Notably, asexual respondents are the most likely group (83.8%) to fear a negative reaction from others when discussing their sexuality, compared to all respondents (69.6%). One person quoted in the report expressed disappointment with their friend’s response, saying, “Oh, you just haven’t met the right person yet” or “It’s your medication that’s causing it.”
Challenges in Work and Healthcare Settings
In work settings, nearly half of asexual individuals (49%) are not out to their colleagues, a significantly higher figure than the rate for all LGBTQ+ respondents (18%). Among those who are out, only 17.6% report having a universally positive experience of being out. Asexual individuals attribute this to workplaces having highly sexualized cultures, disbelief, and inappropriate curiosity from colleagues, as well as sexual harassment following disclosure.
In healthcare settings, asexual individuals are 50% more likely to have never disclosed their asexuality to healthcare staff, with fear of a negative reaction cited by a quarter (24.3%). Moreover, 18.1% of asexual respondents reported that sharing their ace identity negatively impacted their care, particularly in reproductive health situations and having their asexuality erroneously assessed as a mental health condition.

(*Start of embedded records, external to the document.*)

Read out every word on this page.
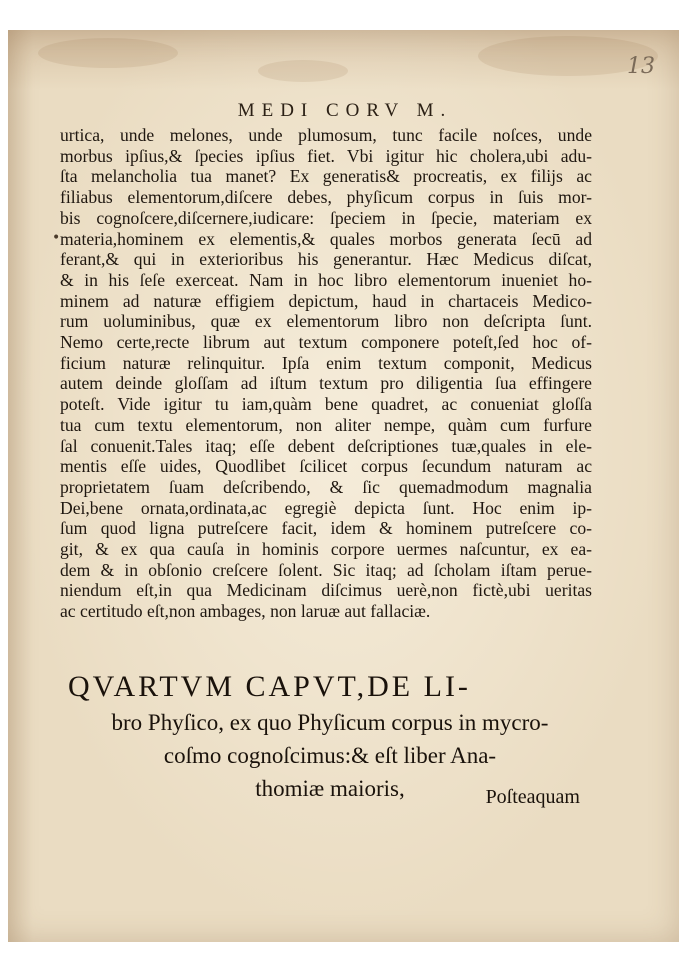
13
MEDI CORV M.
urtica, unde melones, unde plumosum, tunc facile noſces, unde
morbus ipſius,& ſpecies ipſius fiet. Vbi igitur hic cholera,ubi adu-
ſta melancholia tua manet? Ex generatis& procreatis, ex filijs ac
filiabus elementorum,diſcere debes, phyſicum corpus in ſuis mor-
bis cognoſcere,diſcernere,iudicare: ſpeciem in ſpecie, materiam ex
materia,hominem ex elementis,& quales morbos generata ſecū ad
ferant,& qui in exterioribus his generantur. Hæc Medicus diſcat,
& in his ſeſe exerceat. Nam in hoc libro elementorum inueniet ho-
minem ad naturæ effigiem depictum, haud in chartaceis Medico-
rum uoluminibus, quæ ex elementorum libro non deſcripta ſunt.
Nemo certe,recte librum aut textum componere poteſt,ſed hoc of-
ficium naturæ relinquitur. Ipſa enim textum componit, Medicus
autem deinde gloſſam ad iſtum textum pro diligentia ſua effingere
poteſt. Vide igitur tu iam,quàm bene quadret, ac conueniat gloſſa
tua cum textu elementorum, non aliter nempe, quàm cum furfure
ſal conuenit.Tales itaq; eſſe debent deſcriptiones tuæ,quales in ele-
mentis eſſe uides, Quodlibet ſcilicet corpus ſecundum naturam ac
proprietatem ſuam deſcribendo, & ſic quemadmodum magnalia
Dei,bene ornata,ordinata,ac egregiè depicta ſunt. Hoc enim ip-
ſum quod ligna putreſcere facit, idem & hominem putreſcere co-
git, & ex qua cauſa in hominis corpore uermes naſcuntur, ex ea-
dem & in obſonio creſcere ſolent. Sic itaq; ad ſcholam iſtam perue-
niendum eſt,in qua Medicinam diſcimus uerè,non fictè,ubi ueritas
ac certitudo eſt,non ambages, non laruæ aut fallaciæ.
•
QVARTVM CAPVT,DE LI-
bro Phyſico, ex quo Phyſicum corpus in mycro-
coſmo cognoſcimus:& eſt liber Ana-
thomiæ maioris,	Poſteaquam
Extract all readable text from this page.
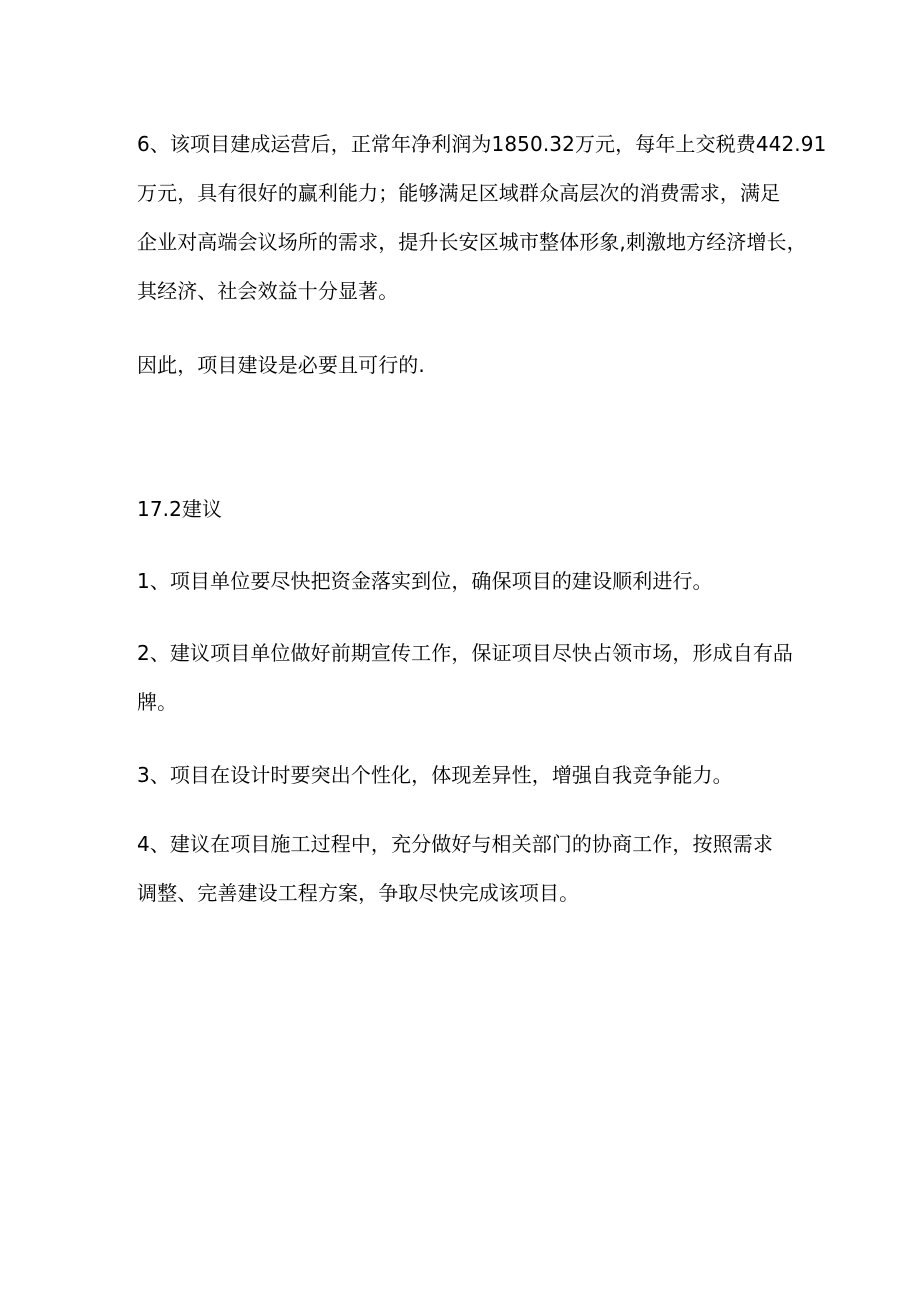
6、该项目建成运营后，正常年净利润为1850.32万元，每年上交税费442.91
万元，具有很好的赢利能力；能够满足区域群众高层次的消费需求，满足
企业对高端会议场所的需求，提升长安区城市整体形象,刺激地方经济增长，
其经济、社会效益十分显著。
因此，项目建设是必要且可行的.
17.2建议
1、项目单位要尽快把资金落实到位，确保项目的建设顺利进行。
2、建议项目单位做好前期宣传工作，保证项目尽快占领市场，形成自有品
牌。
3、项目在设计时要突出个性化，体现差异性，增强自我竞争能力。
4、建议在项目施工过程中，充分做好与相关部门的协商工作，按照需求
调整、完善建设工程方案，争取尽快完成该项目。
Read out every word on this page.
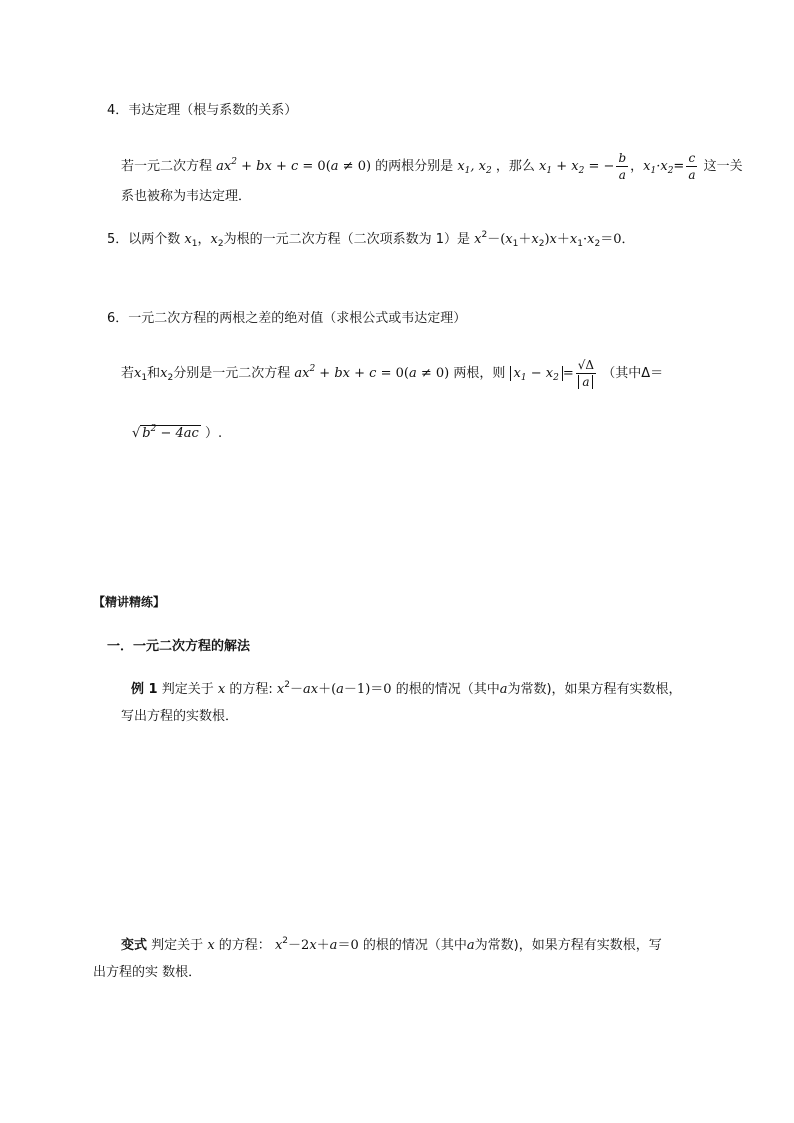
4．韦达定理（根与系数的关系）
若一元二次方程 $ax^2$ + bx + c = 0(a ≠ 0) 的两根分别是 $x_1$, $x_2$ ，那么 $x_1 + x_2$ = − $\frac{b}{a}$ ，$x_1\cdot x_2= \frac{c}{a}$ 这一关
系也被称为韦达定理．
5．以两个数 $x_1$，$x_2$为根的一元二次方程（二次项系数为 1）是 $x^2-(x_1+x_2)x+x_1\cdot x_2=0$．
6．一元二次方程的两根之差的绝对值（求根公式或韦达定理）
若$x_1$和$x_2$分别是一元二次方程 $ax^2$ + bx + c = 0(a ≠ 0) 两根，则 $x_1 - x_2 = \frac{√\Delta}{a}$ （其中Δ＝
√ $b^2 - 4ac$ ）.
【精讲精练】
一．一元二次方程的解法
例 1 判定关于 x 的方程: $x^2-ax+(a-1)=0$ 的根的情况（其中a为常数)，如果方程有实数根，
写出方程的实数根．
变式 判定关于 x 的方程： $x^2-2x+a=0$ 的根的情况（其中a为常数)，如果方程有实数根，写
出方程的实 数根．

A Call for Recognition and Acceptance
Commenting on the report, Yasmin Benoit, an asexual activist and researcher, emphasized the need for legal recognition, protection, acceptance, and amplification of asexual voices. Stonewall’s Director of Communications and External Affairs, Robbie de Santos, urged political leaders to adopt recommendations to better support asexual individuals and ensure they can thrive without discrimination and prejudice.
The ‘Ace in the UK’ report serves as a significant step in understanding asexuality, highlighting asexual discrimination, and initiating action to address these issues within society.